Businesses have continued to cut their property holdings by 12% in the past six months and further shrinkage is still expected over the next six months.

The view comes from a survey conducted by the CBI and GVA Grimley Corporate Real Estate.

The twice-yearly survey, conducted between August 26 and September 16, 2009, shows that while 12% of firms increased their occupied space in the last six months, 25% reduced it, giving a balance of -13%. This was slightly less negative than the expected balance of -25%.

The survey also reveals that a similar fall is expected in the coming half-year period (a balance of -15%).

The number of businesses considering exercising a break clause in their lease, which gives one or both parties the right to terminate a lease before it has ended, has increased.

Paul Taylor, automotive and roadside director at GVA Grimley, told AM: “Businesses have become a lot more cost aware. We’ve seen a lot of satellite sites or servicing hubs close in the smaller towns, but in terms of bigger distress sales the auto-motive sector has coped well.

“We’ve seen dealers using break options on their leases, but it’s to negotiate better terms rather than move on. It’s still a good opportunity to get a better deal from landlords.”

Taylor believes there will not be a huge amount of development activity next year as manufacturers are holding off on major projects and relocations until the automotive surfaces from the recession.

He said: “The biggest turnaround this year is that in the last four months investors are coming back to the automotive market and are interested in buying stock again.

"That’s been a staggering turnaround in comparison to earlier this year and it’s been driven by how badly other sectors have been affected.”

The GVA Grimley and CBI survey shows that financial services firms recorded the sharpest property contraction, with the engineering sector and transport, warehousing and distribution companies seeing the next steepest falls.
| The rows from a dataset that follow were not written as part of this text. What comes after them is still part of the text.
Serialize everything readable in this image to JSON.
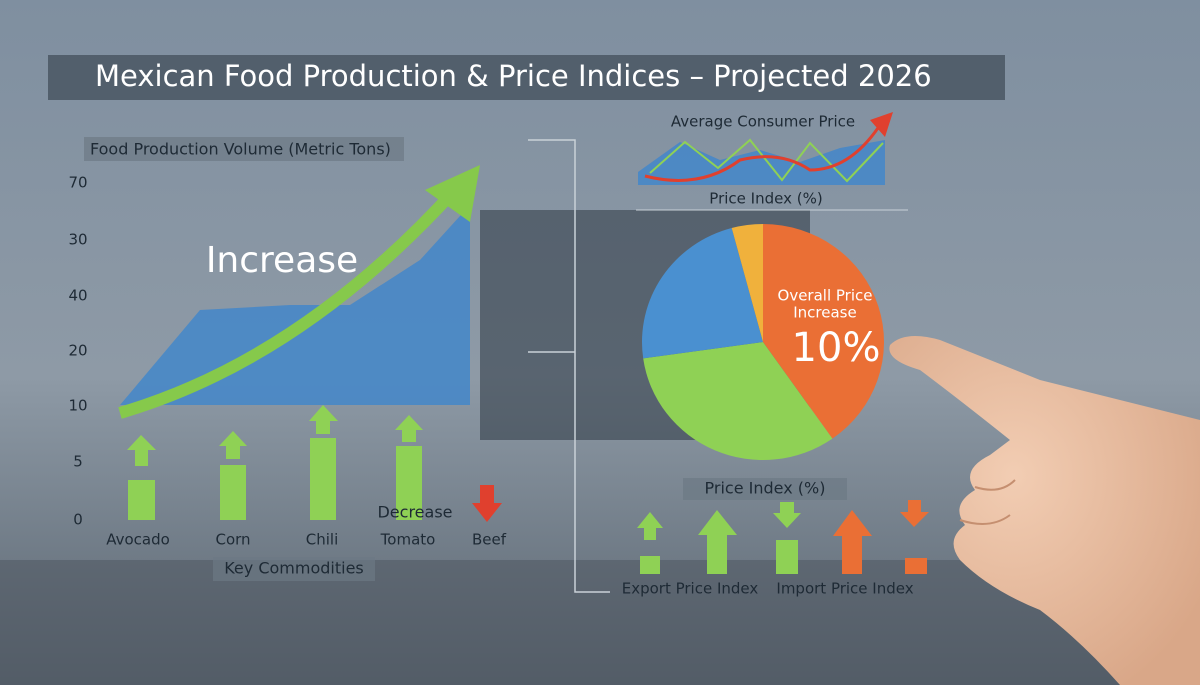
{
  "title": "Mexican Food Production & Price Indices – Projected 2026",
  "production": {
    "label": "Food Production Volume (Metric Tons)",
    "ticks": [
      "70",
      "30",
      "40",
      "20",
      "10",
      "5",
      "0"
    ],
    "annotation": "Increase",
    "commodities": [
      "Avocado",
      "Corn",
      "Chili",
      "Tomato",
      "Beef"
    ],
    "decrease": "Decrease",
    "axis_label": "Key Commodities"
  },
  "consumer_price": {
    "title": "Average Consumer Price",
    "axis_label": "Price Index (%)"
  },
  "pie": {
    "label_line1": "Overall Price",
    "label_line2": "Increase",
    "value": "10%"
  },
  "indices": {
    "title": "Price Index (%)",
    "labels": [
      "Export Price Index",
      "Import Price Index"
    ]
  }
}
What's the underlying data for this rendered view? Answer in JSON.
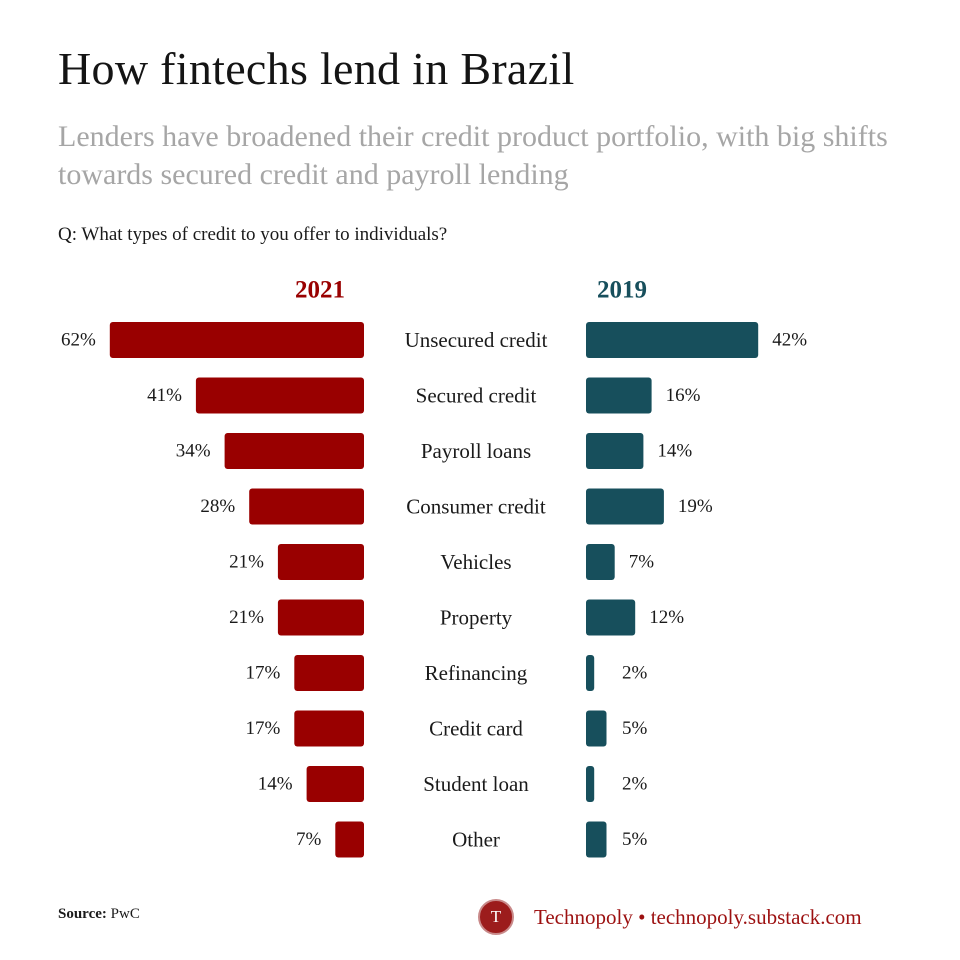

The sharpest decline in the next six months is expected to be in the financial services sector again.

Three sectors – leisure (including hotels, bars & restaurants), retail and construction – reported an increase in property holdings over the past six months and the same sectors anticipate a rise in the next six.

During the recession, cost reduction and cash flow remain the most important issues affecting companies’ property decisions.

Howard Cooke, corporate consulting director at GVA Grimley, said: “With little let-up in the impact of the recession, businesses have continued to reduce property holdings. These cuts will continue as long as the poor economic climate persists.

“Yet again, most firms feel some impact from the recession, with slightly more blaming tighter credit conditions than six months ago.”

The survey shows an increase in the number of companies that would consider moving at least part of their business abroad. 

Almost a third (32%) said there were issues that would make them relocate away from the UK, a significant rise on 15% a year ago.

This time the two most important reasons for firms considering relocating were the tax system and the economic environment.